It looks like we are getting garlic scapes in our share. Bon Appetit magazine says... "Garlic scapes are the stalks that grow from the bulbs of hardneck garlic plants. If left unharvested, the scapes eventually bloom flowers when the garlic plant fully matures. However, the scapes are usually harvested before they flower so the garlic plant can channel all its energy into producing the most flavorful bulbs. The resulting scapes taste mild and sweet, like chives or scallions, but with a hit of unmistakable garlicky flavor that's softer than its bulbous counterpart."
For the Salad:
- 1/2 lb. dry pasta (your choice of shape)
- 1 cup chickpeas (canned is fine, rinsed and drained)
- 1 1/2 cups baby spinach leaves
For the Dressing:
- 2 tablespoons finely chopped garlic scapes (or 1 clove garlic, peeled and finely minced)
- 3 tablespoons olive oil
- 1 tablespoon fresh lemon juice
- 1 tablespoon sesame paste (tahini)
- 3 - 4 tablespoons water (depending on desired consistency)

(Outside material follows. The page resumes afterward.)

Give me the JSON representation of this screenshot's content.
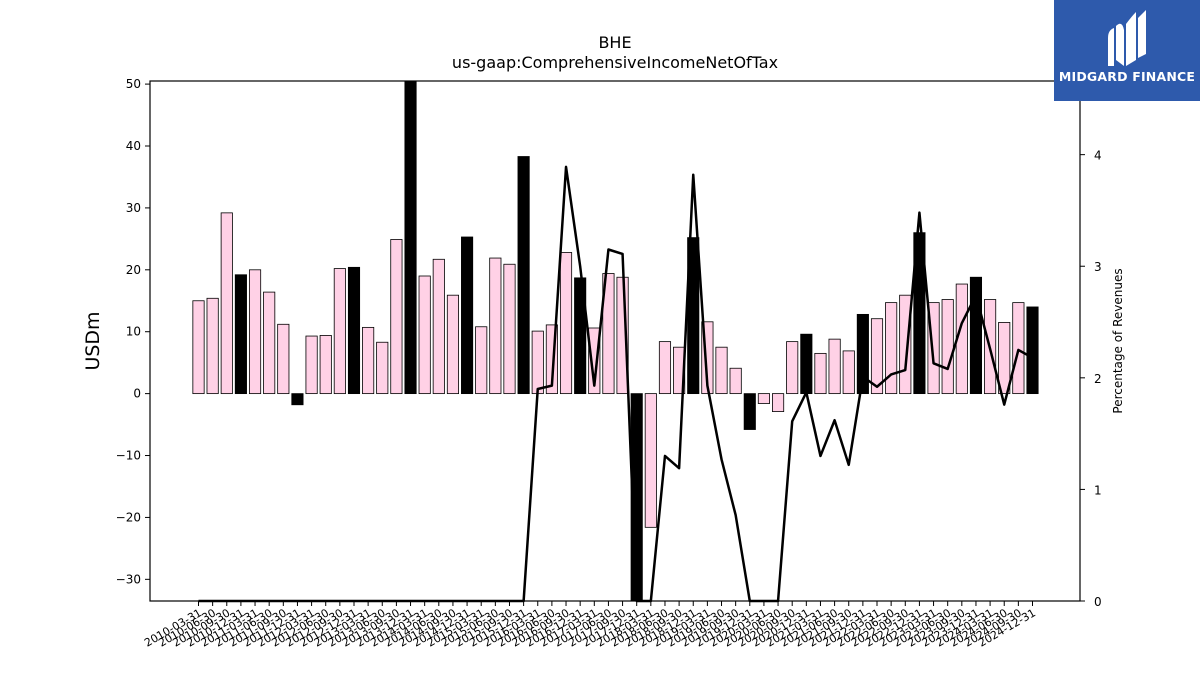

- Pinch of red pepper flakes, to taste
- 1/4 teaspoon dried oregano
- 1/4 teaspoon ground black pepper
- Salt, to taste
Directions:
Add the pasta to a large pot of boiling salted water and cook according to the package directions. Drain the cooked pasta and return to the pot. Stir in the rinsed and drained chickpeas as well as the baby spinach leaves. Note that the residual heat of the pasta will cook the spinach down a bit.
Make the dressing by whisking together the chopped garlic scapes or minced garlic, olive oil, fresh lemon juice, sesame paste, water, red pepper flakes, dried oregano, ground black pepper and salt.
Toss the pasta, spinach and chickpeas with the dressing and serve at room temperature.